Where is it documented please?
I’m not sure it’s officially documented yet.
Ruby does throw an error in this scenario though:
$ ruby_dev
encoding: UTF-16BE
ruby_dev: UTF-16BE is not ASCII compatible (ArgumentError)
and:
$ ruby_dev -e ‘puts “\uFEFF# encoding: UTF-16BE”.encode(“UTF-16BE”)’ |
ruby_dev
-:1: invalid multibyte char (UTF-8)
I believe this is the relevant code from Ruby’s parser:
static void
parser_set_encode(struct parser_params *parser, const char *name)
{
int idx = rb_enc_find_index(name);
rb_encoding *enc;
if (idx < 0) {
rb_raise(rb_eArgError, “unknown encoding name: %s”, name);
}
enc = rb_enc_from_index(idx);
if (!rb_enc_asciicompat(enc)) {
rb_raise(rb_eArgError, “%s is not ASCII compatible”,
rb_enc_name(enc));
}
parser->enc = enc;
}
That eliminates any issues
with encodings like UTF-16. This makes perfect sense as there’s no
way to reliably support the magic encoding comment unless we can
count
on being able to read at least that far.
Needed to say that XML parsers can handle such cases, i.e. when xml
header is in different encoding than the rest of document.
I doubt we can say that universally.
Also, what you said isn’t very accurate. For example, “in different
encoding than the rest of document” is not a possible occurrence
according to the XML 1.1 specification
(Extensible Markup Language (XML) 1.1 (Second Edition)
) which states:
“It is a fatal error when an XML processor encounters an entity with
an encoding that it is unable to process. It is a fatal error if an
XML entity is determined (via default, encoding declaration, or higher-
level protocol) to be in a certain encoding but contains byte
sequences that are not legal in that encoding.”

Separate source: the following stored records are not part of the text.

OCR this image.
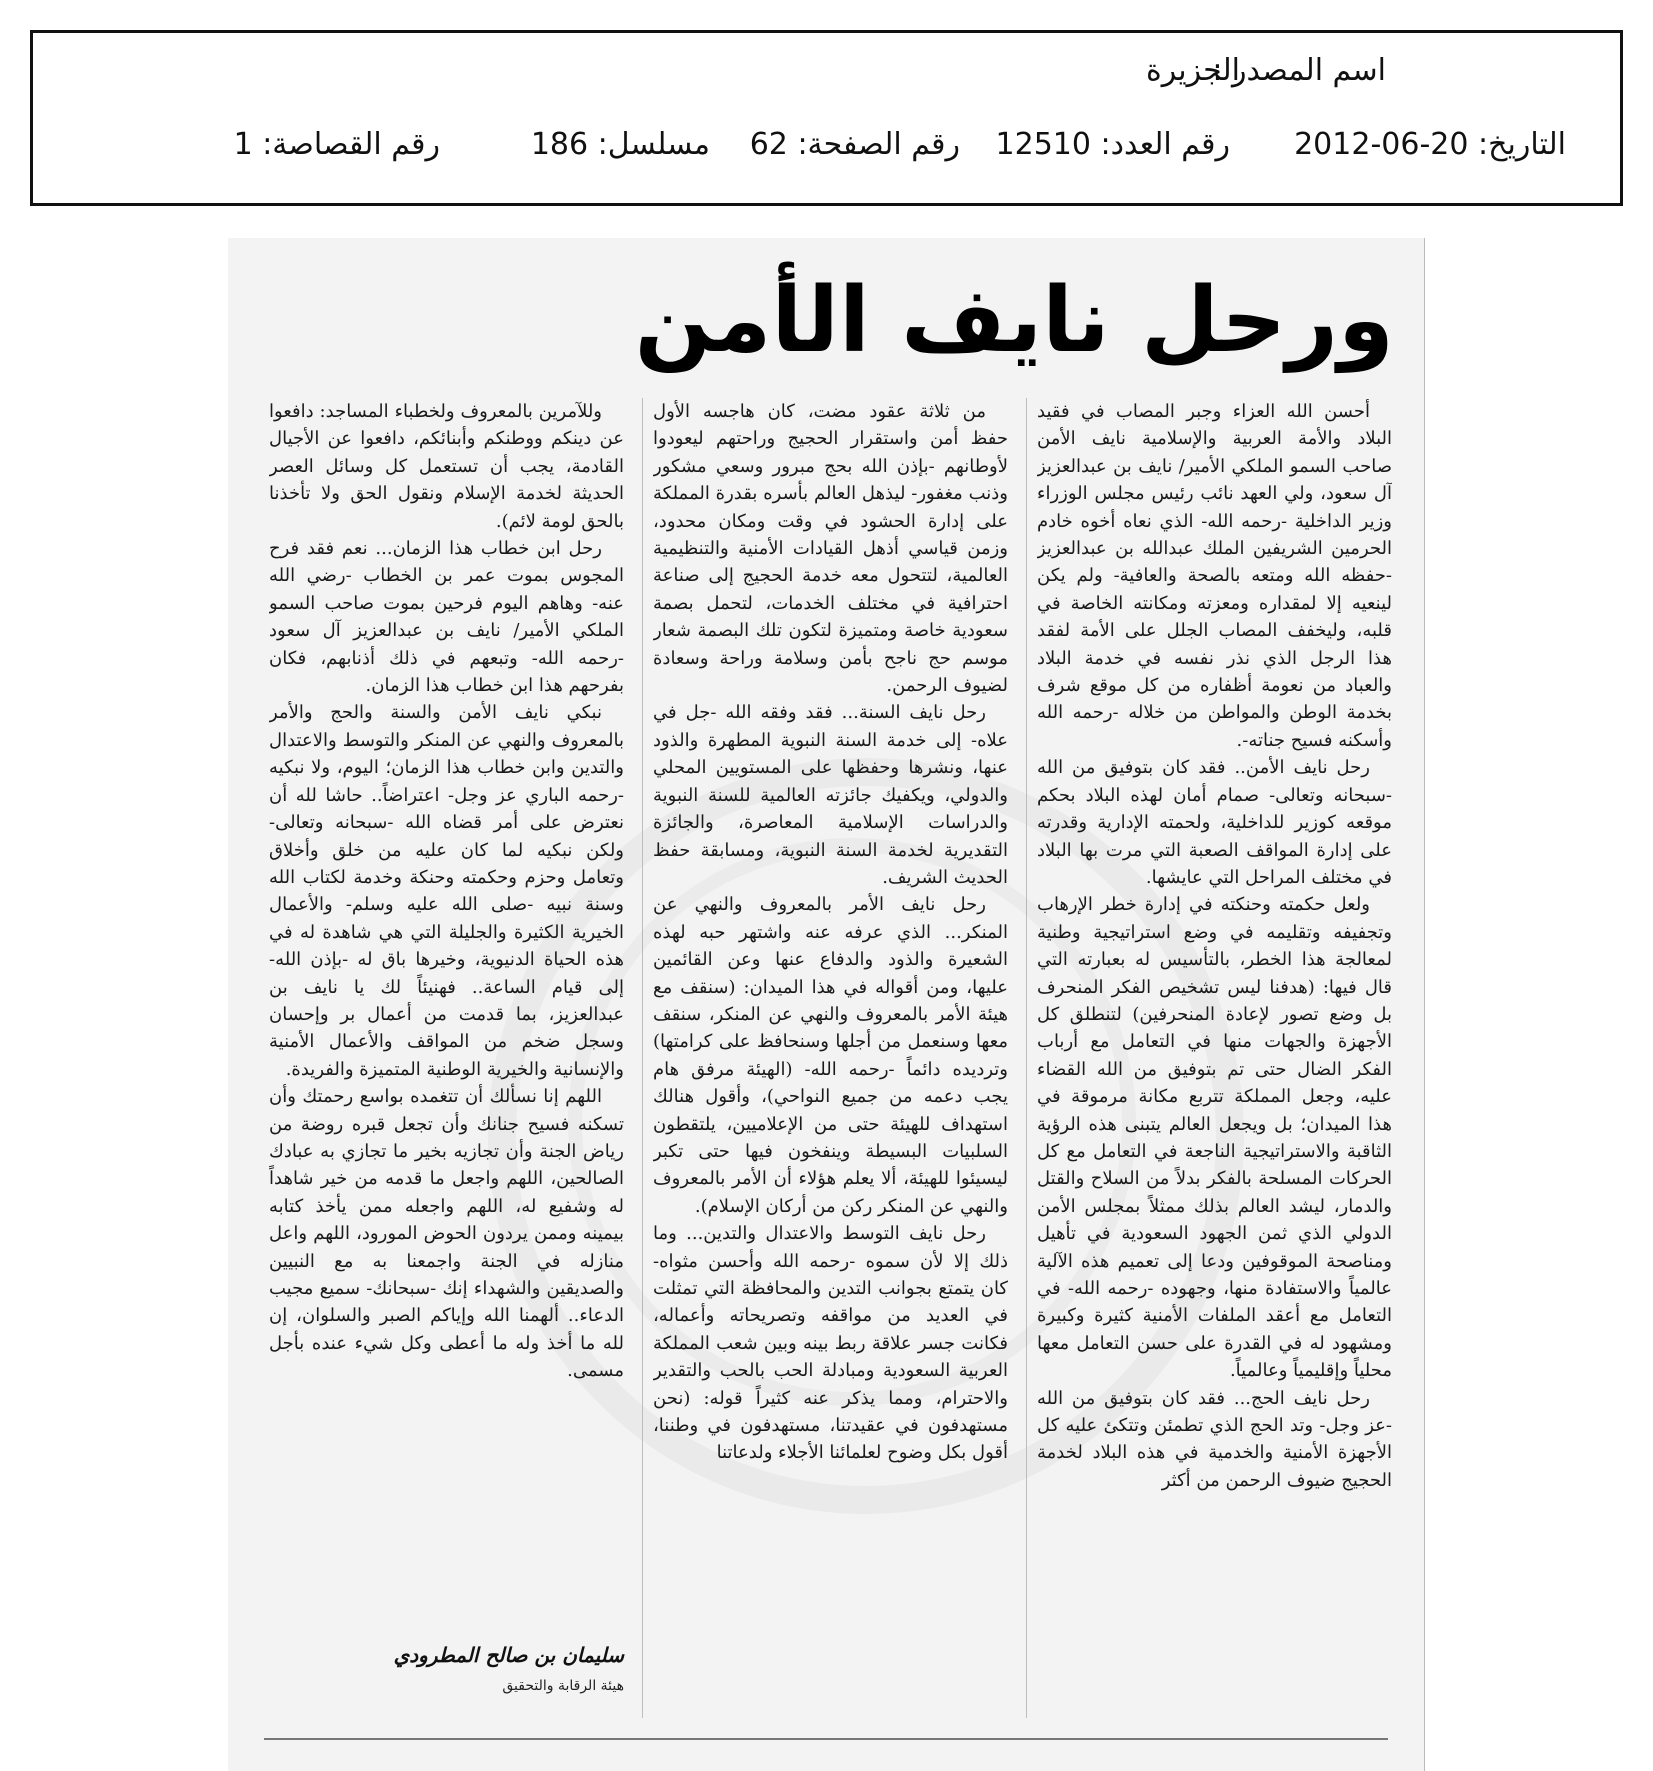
اسم المصدر :
الجزيرة
التاريخ: 20-06-2012
رقم العدد: 12510
رقم الصفحة: 62
مسلسل: 186
رقم القصاصة: 1
ورحل نايف الأمن

أحسن الله العزاء وجبر المصاب في فقيد البلاد والأمة العربية والإسلامية نايف الأمن صاحب السمو الملكي الأمير/ نايف بن عبدالعزيز آل سعود، ولي العهد نائب رئيس مجلس الوزراء وزير الداخلية -رحمه الله- الذي نعاه أخوه خادم الحرمين الشريفين الملك عبدالله بن عبدالعزيز -حفظه الله ومتعه بالصحة والعافية- ولم يكن لينعيه إلا لمقداره ومعزته ومكانته الخاصة في قلبه، وليخفف المصاب الجلل على الأمة لفقد هذا الرجل الذي نذر نفسه في خدمة البلاد والعباد من نعومة أظفاره من كل موقع شرف بخدمة الوطن والمواطن من خلاله -رحمه الله وأسكنه فسيح جناته-.

رحل نايف الأمن.. فقد كان بتوفيق من الله -سبحانه وتعالى- صمام أمان لهذه البلاد بحكم موقعه كوزير للداخلية، ولحمته الإدارية وقدرته على إدارة المواقف الصعبة التي مرت بها البلاد في مختلف المراحل التي عايشها.

ولعل حكمته وحنكته في إدارة خطر الإرهاب وتجفيفه وتقليمه في وضع استراتيجية وطنية لمعالجة هذا الخطر، بالتأسيس له بعبارته التي قال فيها: (هدفنا ليس تشخيص الفكر المنحرف بل وضع تصور لإعادة المنحرفين) لتنطلق كل الأجهزة والجهات منها في التعامل مع أرباب الفكر الضال حتى تم بتوفيق من الله القضاء عليه، وجعل المملكة تتربع مكانة مرموقة في هذا الميدان؛ بل ويجعل العالم يتبنى هذه الرؤية الثاقبة والاستراتيجية الناجعة في التعامل مع كل الحركات المسلحة بالفكر بدلاً من السلاح والقتل والدمار، ليشد العالم بذلك ممثلاً بمجلس الأمن الدولي الذي ثمن الجهود السعودية في تأهيل ومناصحة الموقوفين ودعا إلى تعميم هذه الآلية عالمياً والاستفادة منها، وجهوده -رحمه الله- في التعامل مع أعقد الملفات الأمنية كثيرة وكبيرة ومشهود له في القدرة على حسن التعامل معها محلياً وإقليمياً وعالمياً.

رحل نايف الحج... فقد كان بتوفيق من الله -عز وجل- وتد الحج الذي تطمئن وتتكئ عليه كل الأجهزة الأمنية والخدمية في هذه البلاد لخدمة الحجيج ضيوف الرحمن من أكثر

من ثلاثة عقود مضت، كان هاجسه الأول حفظ أمن واستقرار الحجيج وراحتهم ليعودوا لأوطانهم -بإذن الله بحج مبرور وسعي مشكور وذنب مغفور- ليذهل العالم بأسره بقدرة المملكة على إدارة الحشود في وقت ومكان محدود، وزمن قياسي أذهل القيادات الأمنية والتنظيمية العالمية، لتتحول معه خدمة الحجيج إلى صناعة احترافية في مختلف الخدمات، لتحمل بصمة سعودية خاصة ومتميزة لتكون تلك البصمة شعار موسم حج ناجح بأمن وسلامة وراحة وسعادة لضيوف الرحمن.

رحل نايف السنة... فقد وفقه الله -جل في علاه- إلى خدمة السنة النبوية المطهرة والذود عنها، ونشرها وحفظها على المستويين المحلي والدولي، ويكفيك جائزته العالمية للسنة النبوية والدراسات الإسلامية المعاصرة، والجائزة التقديرية لخدمة السنة النبوية، ومسابقة حفظ الحديث الشريف.

رحل نايف الأمر بالمعروف والنهي عن المنكر... الذي عرفه عنه واشتهر حبه لهذه الشعيرة والذود والدفاع عنها وعن القائمين عليها، ومن أقواله في هذا الميدان: (سنقف مع هيئة الأمر بالمعروف والنهي عن المنكر، سنقف معها وسنعمل من أجلها وسنحافظ على كرامتها) وترديده دائماً -رحمه الله- (الهيئة مرفق هام يجب دعمه من جميع النواحي)، وأقول هنالك استهداف للهيئة حتى من الإعلاميين، يلتقطون السلبيات البسيطة وينفخون فيها حتى تكبر ليسيئوا للهيئة، ألا يعلم هؤلاء أن الأمر بالمعروف والنهي عن المنكر ركن من أركان الإسلام).

رحل نايف التوسط والاعتدال والتدين... وما ذلك إلا لأن سموه -رحمه الله وأحسن مثواه- كان يتمتع بجوانب التدين والمحافظة التي تمثلت في العديد من مواقفه وتصريحاته وأعماله، فكانت جسر علاقة ربط بينه وبين شعب المملكة العربية السعودية ومبادلة الحب بالحب والتقدير والاحترام، ومما يذكر عنه كثيراً قوله: (نحن مستهدفون في عقيدتنا، مستهدفون في وطننا، أقول بكل وضوح لعلمائنا الأجلاء ولدعاتنا

وللآمرين بالمعروف ولخطباء المساجد: دافعوا عن دينكم ووطنكم وأبنائكم، دافعوا عن الأجيال القادمة، يجب أن تستعمل كل وسائل العصر الحديثة لخدمة الإسلام ونقول الحق ولا تأخذنا بالحق لومة لائم).

رحل ابن خطاب هذا الزمان... نعم فقد فرح المجوس بموت عمر بن الخطاب -رضي الله عنه- وهاهم اليوم فرحين بموت صاحب السمو الملكي الأمير/ نايف بن عبدالعزيز آل سعود -رحمه الله- وتبعهم في ذلك أذنابهم، فكان بفرحهم هذا ابن خطاب هذا الزمان.

نبكي نايف الأمن والسنة والحج والأمر بالمعروف والنهي عن المنكر والتوسط والاعتدال والتدين وابن خطاب هذا الزمان؛ اليوم، ولا نبكيه -رحمه الباري عز وجل- اعتراضاً.. حاشا لله أن نعترض على أمر قضاه الله -سبحانه وتعالى- ولكن نبكيه لما كان عليه من خلق وأخلاق وتعامل وحزم وحكمته وحنكة وخدمة لكتاب الله وسنة نبيه -صلى الله عليه وسلم- والأعمال الخيرية الكثيرة والجليلة التي هي شاهدة له في هذه الحياة الدنيوية، وخيرها باق له -بإذن الله- إلى قيام الساعة.. فهنيئاً لك يا نايف بن عبدالعزيز، بما قدمت من أعمال بر وإحسان وسجل ضخم من المواقف والأعمال الأمنية والإنسانية والخيرية الوطنية المتميزة والفريدة.

اللهم إنا نسألك أن تتغمده بواسع رحمتك وأن تسكنه فسيح جنانك وأن تجعل قبره روضة من رياض الجنة وأن تجازيه بخير ما تجازي به عبادك الصالحين، اللهم واجعل ما قدمه من خير شاهداً له وشفيع له، اللهم واجعله ممن يأخذ كتابه بيمينه وممن يردون الحوض المورود، اللهم واعل منازله في الجنة واجمعنا به مع النبيين والصديقين والشهداء إنك -سبحانك- سميع مجيب الدعاء.. ألهمنا الله وإياكم الصبر والسلوان، إن لله ما أخذ وله ما أعطى وكل شيء عنده بأجل مسمى.

سليمان بن صالح المطرودي
هيئة الرقابة والتحقيق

All XML parsers are required to assume UTF-8 unless told otherwise and
to be able to recognize UTF-16 by a required BOM. Beyond that, they
are not required to recognize any other encodings, though they may of
course. Their encoding declaration can be expressed in ASCII and,
since they assume UTF-8 by default, this is similar to what Ruby
does. It allows a switch to an ASCII-compatible encoding.
XML processors may do more. For example, they can accept a different
encoding from an external source to support things like HTTP headers
and MIME types. Ruby doesn’t really have access to such sources at
execution time, so that option doesn’t apply to the case we are
discussing. However, XML processors may also recognize other BOM’s
and Ruby could do this.
A BOM could be handled similarly to what I showed. You need to open
the file in ASCII-8BIT and check the beginning bytes, then you could
switch to US-ASCII and finish reading the first line (or to the
second
if a shebang line is includes), then switch encodings again if needed
and finish processing.
May be this technique could be used for reading UTF-16 encoded
files, if
needed?
Yes, Ruby could recognize BOM’s for non-ASCII compatible encodings to
support them. A BOM would be required in this case though, just as it
is in an XML processor that doesn’t have external information.
Ruby doesn’t currently do this, as near as I can tell.
Note that this would not give what you purposed in your initial
message: multiple encodings in the same file. Ruby doesn’t support
that and isn’t ever likely to. An XML processor that supports such
things is in violation of its specification as I understand it.
Besides, not many text editors that I’m aware of make it super easy to
edit in multiple encodings.
James Edward G. II